To even make it into the qualifying group however, was relatively easy on the technical front. I know plenty of people who will run rings around me in programming, IQ, and virtually any other aptitude test you care to consider. In other words, my intelligence is above average, but not by terribly much. It did however, take about 6 years of weekly commuting working for other consulting companies, and initially I couldn't even go home except for once every two weeks. Add in constant honing of soft skills, as well as continual retraining. I was also willing to work on the "plumbing" of IT, stuff that is tedious, involved mind-numbing detail, plenty of politics, and just about as unglamorous as it gets in the software world. It is very close to systems administrator's work (and in fact some of it is systems administration), but including yet another abstracted level. The best description I've heard of my kind of work is "ERP for IT".

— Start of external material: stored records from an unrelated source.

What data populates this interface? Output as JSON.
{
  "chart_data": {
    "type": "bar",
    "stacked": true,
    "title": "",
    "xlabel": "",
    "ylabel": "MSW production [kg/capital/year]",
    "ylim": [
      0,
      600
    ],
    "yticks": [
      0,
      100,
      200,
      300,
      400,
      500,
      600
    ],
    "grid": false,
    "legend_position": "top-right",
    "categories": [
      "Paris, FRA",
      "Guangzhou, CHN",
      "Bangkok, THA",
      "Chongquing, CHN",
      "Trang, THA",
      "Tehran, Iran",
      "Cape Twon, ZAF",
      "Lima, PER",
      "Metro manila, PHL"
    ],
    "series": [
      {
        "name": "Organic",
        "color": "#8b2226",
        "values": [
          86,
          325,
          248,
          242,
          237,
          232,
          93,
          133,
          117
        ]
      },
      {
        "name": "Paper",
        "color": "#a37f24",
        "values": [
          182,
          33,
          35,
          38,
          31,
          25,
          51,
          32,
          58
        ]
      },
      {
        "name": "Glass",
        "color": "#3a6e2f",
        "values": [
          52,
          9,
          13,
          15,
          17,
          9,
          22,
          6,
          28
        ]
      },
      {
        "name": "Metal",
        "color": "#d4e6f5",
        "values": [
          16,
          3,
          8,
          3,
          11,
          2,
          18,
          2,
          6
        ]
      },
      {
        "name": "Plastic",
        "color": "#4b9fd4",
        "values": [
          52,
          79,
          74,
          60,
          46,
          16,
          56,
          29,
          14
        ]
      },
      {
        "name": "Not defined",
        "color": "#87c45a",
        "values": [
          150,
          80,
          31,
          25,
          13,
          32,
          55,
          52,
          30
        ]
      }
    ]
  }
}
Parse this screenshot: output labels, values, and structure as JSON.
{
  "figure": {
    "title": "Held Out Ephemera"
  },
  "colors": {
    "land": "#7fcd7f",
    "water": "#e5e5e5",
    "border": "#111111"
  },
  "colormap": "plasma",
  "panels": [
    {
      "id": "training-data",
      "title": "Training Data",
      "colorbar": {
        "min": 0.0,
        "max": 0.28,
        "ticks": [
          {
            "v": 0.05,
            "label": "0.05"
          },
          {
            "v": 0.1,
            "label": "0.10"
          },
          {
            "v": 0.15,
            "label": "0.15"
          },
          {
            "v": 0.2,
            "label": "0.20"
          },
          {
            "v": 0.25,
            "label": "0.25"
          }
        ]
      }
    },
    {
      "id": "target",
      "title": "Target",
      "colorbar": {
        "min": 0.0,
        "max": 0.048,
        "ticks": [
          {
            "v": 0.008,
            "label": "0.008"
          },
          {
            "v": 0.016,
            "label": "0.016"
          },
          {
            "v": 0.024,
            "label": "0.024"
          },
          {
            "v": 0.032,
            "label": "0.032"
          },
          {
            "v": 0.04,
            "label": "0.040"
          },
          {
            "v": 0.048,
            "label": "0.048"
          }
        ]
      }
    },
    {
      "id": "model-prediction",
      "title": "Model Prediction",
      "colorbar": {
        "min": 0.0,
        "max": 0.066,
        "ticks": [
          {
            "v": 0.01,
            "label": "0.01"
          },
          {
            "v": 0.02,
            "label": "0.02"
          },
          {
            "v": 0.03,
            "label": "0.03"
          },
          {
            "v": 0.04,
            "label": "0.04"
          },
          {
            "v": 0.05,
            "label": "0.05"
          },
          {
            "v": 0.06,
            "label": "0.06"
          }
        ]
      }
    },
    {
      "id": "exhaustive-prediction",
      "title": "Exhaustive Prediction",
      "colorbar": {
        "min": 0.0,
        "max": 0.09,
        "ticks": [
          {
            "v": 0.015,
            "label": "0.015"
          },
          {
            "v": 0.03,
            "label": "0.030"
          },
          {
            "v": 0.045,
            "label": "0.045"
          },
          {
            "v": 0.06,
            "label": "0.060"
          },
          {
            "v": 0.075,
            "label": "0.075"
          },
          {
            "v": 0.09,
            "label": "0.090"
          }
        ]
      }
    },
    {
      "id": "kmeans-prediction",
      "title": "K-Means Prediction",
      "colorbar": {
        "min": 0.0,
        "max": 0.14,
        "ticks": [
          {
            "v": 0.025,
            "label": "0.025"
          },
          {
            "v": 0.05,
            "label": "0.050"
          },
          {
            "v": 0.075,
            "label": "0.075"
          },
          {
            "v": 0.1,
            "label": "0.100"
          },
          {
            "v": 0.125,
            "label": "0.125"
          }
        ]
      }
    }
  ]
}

The reason this kind of work still exists, and still pays relatively well, is because it concentrates upon tangible benefits to the bottom line of the business. That is why work on software accounting systems for example, still holds up fairly well. But for kids who are still in the "I want to write the Next Great American Video Game" phase (been there, done that), this is about as boring a future as imaginable for them.
By all means encourage your children to pursue the foundation necessary for a technical career. The rigorous critical thinking skills that secure a successful school track record in math, science and literature (half or more of my time is spent communicating technical concepts in business terms, and my years spent appreciating literature handsomely paid off) will serve them well in whatever they decide to pursue, technical or not. However, the reality of the software industry is that most programmers are employed for in-house work by businesses, and a lot of that is getting outsourced or obsoleted by ever-capable off the shelf software. Only a few truly gifted and exceptional programmers break into the game houses, and the competition is intense because it is so glamorous. That pretty much leaves only business software for areas of growth: any software that helps businesses save or make money, and most of this stuff is pretty prosaic for kids just getting into programming, unless you are talking about building trading models for hedge funds or similar stuff, which can get pretty hot and heavy with applied CS theory.
I think future success in the software industry boils down to understanding basic free market forces, just like in almost any business. If your children don't mind finding a market need and fulfilling it, and deriving their satisifaction from internal motivations that are not heavily dependent upon the form of how they serve the market, then they won't mind retraining, staying nimble, and enjoying the ride for its lessons even when it gets rough. From my limited perspective, it appears that surviving the future means rewriting the old rules of what it means to have a job, such that many individuals return to a more freelance style business culture that would be more familiar to our ancestors, except now we have to support the twin leviathan costs of government run amuck and involuntary social welfare. I'm not passing judgement on this development as I see it; I'm just trying to make a buck just like the next guy. Holding down a specialized job in a single career is likely to remain an ever-vanishing prospect for increasing numbers of people.
By the way, if there are other Freepers who are interested in doing the kind of work I described, I'd be happy to fill them in on the details. Breaking into my part of the industry at the entry level is pretty hard right now, but still possible for very motivated folks.
Btw, I find it absolutely amazing that 5-6% unemployment is anything to worry about. When I was in college ('78-'83) we were taught that 5-5.5% unemployment was NORMAL. Wow, how things have changed...or have they?